Anxious Thoughts Sufficating Me
I am currently a college student, and despite my major social anxiety, I was lucky enough to make a small group of friends. Over the past few months, I have struggled to be away from them because they make me feel validated. This upcoming weekend they told me that they were all meeting up because they all live in Pennsylvania and I was recently forced to move to North Carolina. Because of this move, I cannot meet up with them. I am deathly worried that they will like hanging out the three of them and realize that they do not need me. They are wonderful but I always feel in every friendship that I do not deserve them and they would be better off without me. I don't know if this is rational or not but I am terrified that they are going to talk have a bunch of fun and forget about me altogether.
The other piece that is stressing me out, is the fact that they talked in a sperate group chat about their plans in respect of me, which I appreciate, but I am now in my head about how often they talk in that group chat.
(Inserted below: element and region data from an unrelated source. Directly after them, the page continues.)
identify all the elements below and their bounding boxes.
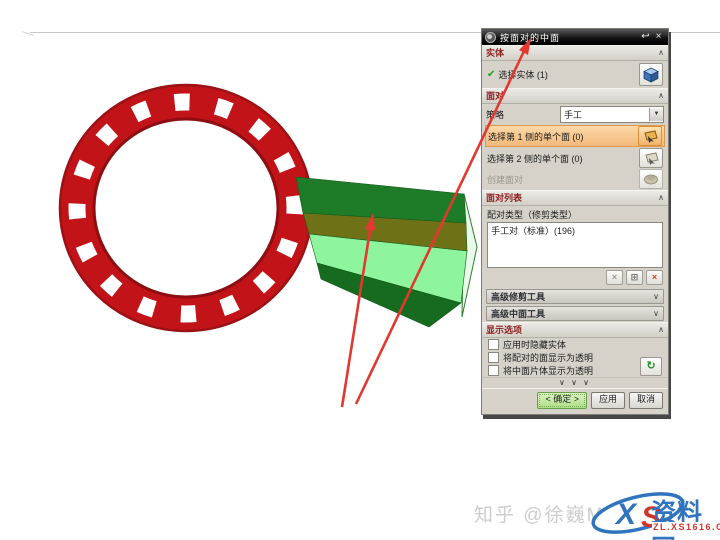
dialog-button-row: < 确定 > 应用 取消 [482,388,668,414]
select-side2-button[interactable] [639,148,663,168]
collapse-icon: ∧ [658,323,664,337]
hide-solid-checkbox[interactable] [488,339,499,350]
chevron-down-icon: ▼ [649,108,663,121]
list-buttons: × ⊞ × [482,268,668,287]
refresh-display-button[interactable]: ↻ [640,357,662,376]
check-icon: ✔ [487,69,495,80]
list-delete-button[interactable]: × [646,270,663,285]
cube-icon [642,67,660,83]
create-pair-row[interactable]: 创建面对 [485,169,665,189]
list-item[interactable]: 手工对（标准）(196) [488,223,662,238]
ring-model[interactable] [60,85,312,331]
group-header-face-pair[interactable]: 面对 ∧ [482,88,668,104]
dialog-options-icon[interactable] [485,32,496,43]
more-options-strip[interactable]: ∨ ∨ ∨ [482,377,668,388]
select-side1-button[interactable] [638,126,662,146]
midsheet-translucent-checkbox[interactable] [488,365,499,376]
face-pair-icon [643,173,659,186]
dialog-title: 按面对的中面 [500,31,639,44]
dialog-reset-icon[interactable]: ↩ [639,31,652,43]
select-side1-row[interactable]: 选择第 1 侧的单个面 (0) [485,125,665,147]
face-pair-list[interactable]: 手工对（标准）(196) [487,222,663,268]
collapse-icon: ∧ [658,46,664,60]
advanced-midsurface-tools-bar[interactable]: 高级中面工具 ∨ [486,306,664,321]
apply-button[interactable]: 应用 [591,392,625,409]
display-options-group: 应用时隐藏实体 将配对的面显示为透明 将中面片体显示为透明 ↻ [482,338,668,377]
advanced-trim-tools-bar[interactable]: 高级修剪工具 ∨ [486,289,664,304]
watermark-url: ZL.XS1616.COM [652,522,720,532]
select-side2-row[interactable]: 选择第 2 侧的单个面 (0) [485,148,665,168]
ok-button[interactable]: < 确定 > [537,392,587,409]
midsurface-dialog: 按面对的中面 ↩ × 实体 ∧ ✔ 选择实体 (1) 面对 ∧ [481,28,669,415]
collapse-icon: ∧ [658,191,664,205]
collapse-icon: ∧ [658,89,664,103]
list-copy-button[interactable]: ⊞ [626,270,643,285]
paired-faces-translucent-checkbox[interactable] [488,352,499,363]
create-pair-button[interactable] [639,169,663,189]
expand-icon: ∨ [653,309,659,318]
dialog-title-bar[interactable]: 按面对的中面 ↩ × [482,29,668,45]
strategy-row: 策略 手工 ▼ [482,104,668,124]
list-deselect-button[interactable]: × [606,270,623,285]
face-select-icon [642,130,658,143]
application-window: 按面对的中面 ↩ × 实体 ∧ ✔ 选择实体 (1) 面对 ∧ [0,0,720,540]
watermark-site-name: 资料网 [651,493,720,540]
pair-type-label: 配对类型（修剪类型） [482,206,668,222]
face-select-icon [643,152,659,165]
group-header-display-options[interactable]: 显示选项 ∧ [482,322,668,338]
wedge-model[interactable] [296,177,477,327]
strategy-dropdown[interactable]: 手工 ▼ [560,106,664,123]
checkbox-row: 应用时隐藏实体 [482,338,668,351]
expand-icon: ∨ [653,292,659,301]
cancel-button[interactable]: 取消 [629,392,663,409]
select-body-button[interactable] [639,63,663,86]
group-header-solid[interactable]: 实体 ∧ [482,45,668,61]
group-header-pair-list[interactable]: 面对列表 ∧ [482,190,668,206]
dialog-close-icon[interactable]: × [652,31,665,43]
select-body-row[interactable]: ✔ 选择实体 (1) [485,62,665,87]
logo-letter-x: X [614,498,638,531]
I know they care about me but also know they wouldn't want to hurt me, so what if they have more fun without me in the group chat.
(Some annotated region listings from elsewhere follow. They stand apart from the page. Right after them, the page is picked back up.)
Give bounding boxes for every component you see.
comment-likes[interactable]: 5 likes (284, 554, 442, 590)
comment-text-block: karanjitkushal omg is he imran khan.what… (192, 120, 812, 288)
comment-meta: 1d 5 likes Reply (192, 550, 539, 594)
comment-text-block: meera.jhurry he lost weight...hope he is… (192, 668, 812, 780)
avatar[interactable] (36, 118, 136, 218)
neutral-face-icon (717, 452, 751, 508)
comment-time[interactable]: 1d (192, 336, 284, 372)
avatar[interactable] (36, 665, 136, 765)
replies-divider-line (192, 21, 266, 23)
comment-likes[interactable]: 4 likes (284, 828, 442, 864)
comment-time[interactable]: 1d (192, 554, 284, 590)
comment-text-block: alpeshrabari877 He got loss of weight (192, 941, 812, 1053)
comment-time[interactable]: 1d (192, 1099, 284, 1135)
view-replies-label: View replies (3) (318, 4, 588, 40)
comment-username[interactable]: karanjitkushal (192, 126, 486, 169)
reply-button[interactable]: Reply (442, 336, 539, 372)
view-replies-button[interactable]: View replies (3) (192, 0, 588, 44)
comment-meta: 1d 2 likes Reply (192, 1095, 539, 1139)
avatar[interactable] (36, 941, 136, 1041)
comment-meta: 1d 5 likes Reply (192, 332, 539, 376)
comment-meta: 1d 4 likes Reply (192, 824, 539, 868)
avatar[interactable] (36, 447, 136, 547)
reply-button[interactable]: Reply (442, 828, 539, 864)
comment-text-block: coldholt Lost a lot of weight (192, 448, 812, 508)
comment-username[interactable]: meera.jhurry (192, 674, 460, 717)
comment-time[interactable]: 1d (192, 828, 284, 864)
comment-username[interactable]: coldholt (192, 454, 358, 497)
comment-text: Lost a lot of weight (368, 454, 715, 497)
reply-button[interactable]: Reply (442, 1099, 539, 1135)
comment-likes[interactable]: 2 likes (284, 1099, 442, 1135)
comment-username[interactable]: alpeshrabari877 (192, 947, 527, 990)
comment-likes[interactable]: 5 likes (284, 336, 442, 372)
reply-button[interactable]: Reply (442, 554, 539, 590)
This all sounds really stupid looking back at it but it is creating a large amount of anxiety for me.
@meglovesmoose
hey friend, i'm really sorry that you're feeling anxious and restless about all this cause as we all know, overthinking isn't fun whatsoever.
but let me tell you this, you're feelings are not stupid they're valid and they make total sense.
you just love your friends and you don't want to lose them and the thought of that is making you feel anxious.
but your friends seem really loyal and fun to hangout with and just because they've been hanging out without you for a while doesn't mean they'll forget you just like that.
i'm sure they love you and care about you cause you're a good friend. don't let your thoughts take over and tell you otherwise.